It’s official: The item that was shaping up to be the big ballot battle of the fall in San Diego is dead.

The campaign to dramatically redraw the city’s contracting and outsourcing practices, led by City Councilman Carl DeMaio, announced this afternoon that it will not pursue a full hand count after the city clerk ruled that it had not gathered enough legitimate signatures to qualify for the ballot.

As we reported earlier this week, the registrar of voters said it didn’t have enough time to do the hand count to get the measure on the fall ballot. And last night the City Clerk’s Office said a hand count, which it had previously said would cost $150,000, couldn’t be done at all under the law because DeMaio’s proposal is a charter amendment.
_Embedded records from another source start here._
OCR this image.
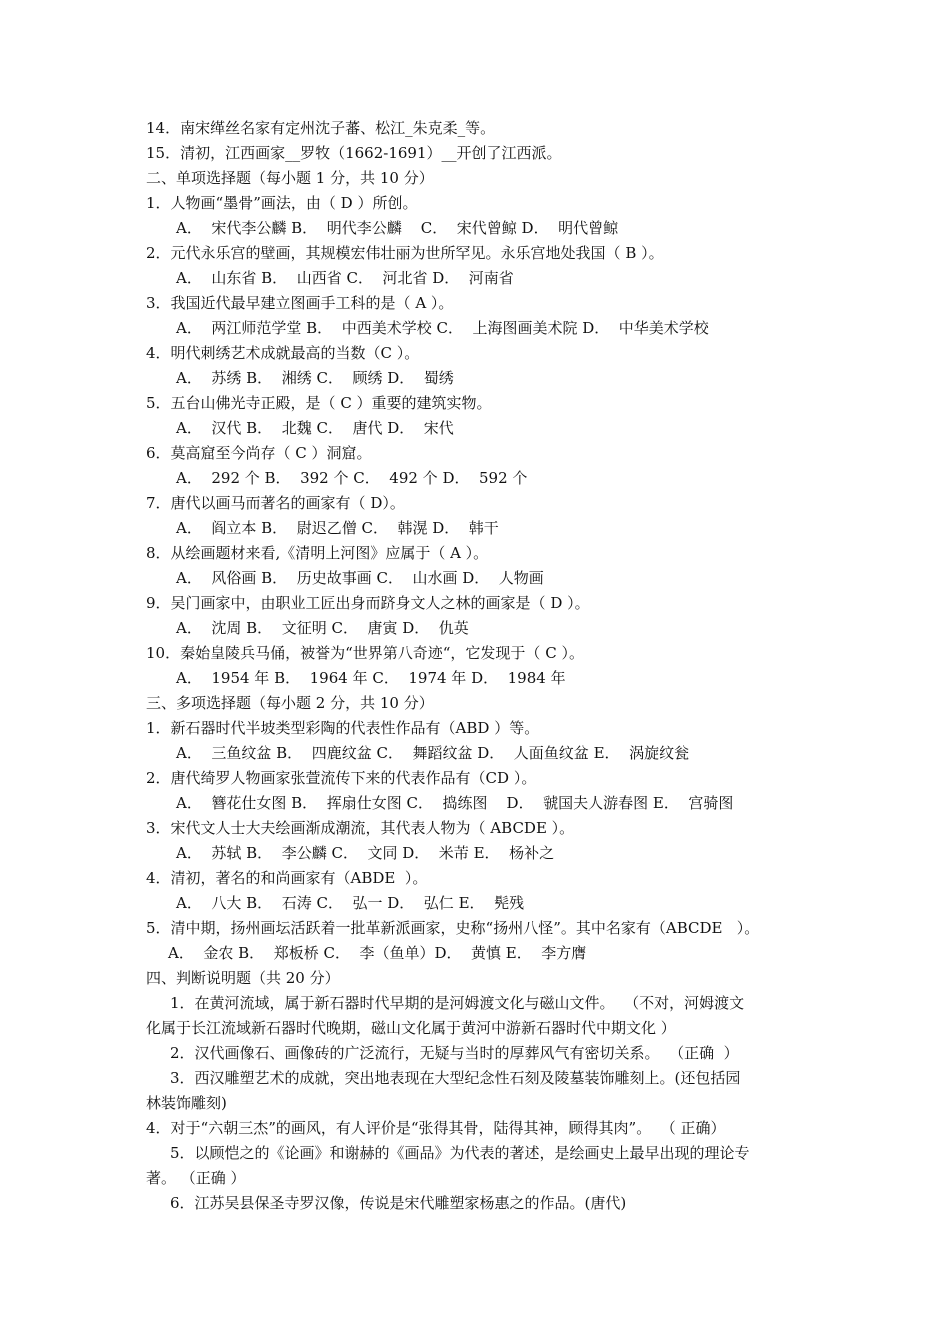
14．南宋缂丝名家有定州沈子蕃、松江_朱克柔_等。
15．清初，江西画家__罗牧（1662-1691）__开创了江西派。
二、单项选择题（每小题 1 分，共 10 分）
1．人物画“墨骨”画法，由（ D ）所创。
A．  宋代李公麟 B．  明代李公麟    C．  宋代曾鲸 D．  明代曾鲸
2．元代永乐宫的壁画，其规模宏伟壮丽为世所罕见。永乐宫地处我国（ B ）。
A．  山东省 B．  山西省 C．  河北省 D．  河南省
3．我国近代最早建立图画手工科的是（ A ）。
A．  两江师范学堂 B．  中西美术学校 C．  上海图画美术院 D．  中华美术学校
4．明代刺绣艺术成就最高的当数（C ）。
A．  苏绣 B．  湘绣 C．  顾绣 D．  蜀绣
5．五台山佛光寺正殿，是（ C ）重要的建筑实物。
A．  汉代 B．  北魏 C．  唐代 D．  宋代
6．莫高窟至今尚存（ C ）洞窟。
A．  292 个 B．  392 个 C．  492 个 D．  592 个
7．唐代以画马而著名的画家有（ D）。
A．  阎立本 B．  尉迟乙僧 C．  韩滉 D．  韩干
8．从绘画题材来看,《清明上河图》应属于（ A ）。
A．  风俗画 B．  历史故事画 C．  山水画 D．  人物画
9．吴门画家中，由职业工匠出身而跻身文人之林的画家是（ D ）。
A．  沈周 B．  文征明 C．  唐寅 D．  仇英
10．秦始皇陵兵马俑，被誉为“世界第八奇迹“，它发现于（ C ）。
A．  1954 年 B．  1964 年 C．  1974 年 D．  1984 年
三、多项选择题（每小题 2 分，共 10 分）
1．新石器时代半坡类型彩陶的代表性作品有（ABD ）等。
A．  三鱼纹盆 B．  四鹿纹盆 C．  舞蹈纹盆 D．  人面鱼纹盆 E．  涡旋纹瓮
2．唐代绮罗人物画家张萱流传下来的代表作品有（CD ）。
A．  簪花仕女图 B．  挥扇仕女图 C．  捣练图    D．  虢国夫人游春图 E．  宫骑图
3．宋代文人士大夫绘画渐成潮流，其代表人物为（ ABCDE ）。
A．  苏轼 B．  李公麟 C．  文同 D．  米芾 E．  杨补之
4．清初，著名的和尚画家有（ABDE  ）。
A．  八大 B．  石涛 C．  弘一 D．  弘仁 E．  髡残
5．清中期，扬州画坛活跃着一批革新派画家，史称“扬州八怪”。其中名家有（ABCDE   ）。
A．  金农 B．  郑板桥 C．  李（鱼单）D．  黄慎 E．  李方膺
四、判断说明题（共 20 分）
1．在黄河流域，属于新石器时代早期的是河姆渡文化与磁山文件。  （不对，河姆渡文
化属于长江流域新石器时代晚期，磁山文化属于黄河中游新石器时代中期文化 ）
2．汉代画像石、画像砖的广泛流行，无疑与当时的厚葬风气有密切关系。  （正确  ）
3．西汉雕塑艺术的成就，突出地表现在大型纪念性石刻及陵墓装饰雕刻上。(还包括园
林装饰雕刻)
4．对于“六朝三杰”的画风，有人评价是“张得其骨，陆得其神，顾得其肉”。  （ 正确）
5．以顾恺之的《论画》和谢赫的《画品》为代表的著述，是绘画史上最早出现的理论专
著。 （正确 ）
6．江苏吴县保圣寺罗汉像，传说是宋代雕塑家杨惠之的作品。(唐代)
The campaign therefore would’ve had to sue to keep its measure alive.

Jen Jacobs, the campaign’s spokeswoman, said that would be expensive to the campaign and taxpayers.

But in a press release, DeMaio said he’s prepared to take the measure up again in 2012 if necessary.

The initiative was sunk by the discovery of 30 duplicate signatures in a random sample of 4,033 ballots. That’s an unusually high number and caused the registrar to disqualify enough ballots that the campaign didn’t hit the necessary threshold.

So how did this all happen?

“It’s legitimately a case of bad luck,” Jacobs said.

But the registrar of voters told us yesterday that she normally only finds two or three or four duplicate signatures and that 30 is “unprecedented.”

Jacobs said the campaign has reviewed the duplicate signatures and she doesn’t believe they’ve been sabotaged, as some have suggested.

She did say that only one of the 30 duplicate signatures was gathered by the campaign’s volunteers. The remaining 29 were collected by the La Jolla Group, the outside firm that conducted a majority of the signature-gathering.

I called the head of the firm, Bobby Glaser, and told him I was trying to figure out what happened. He is too, he said. Other than that, he said he wasn’t at liberty to comment.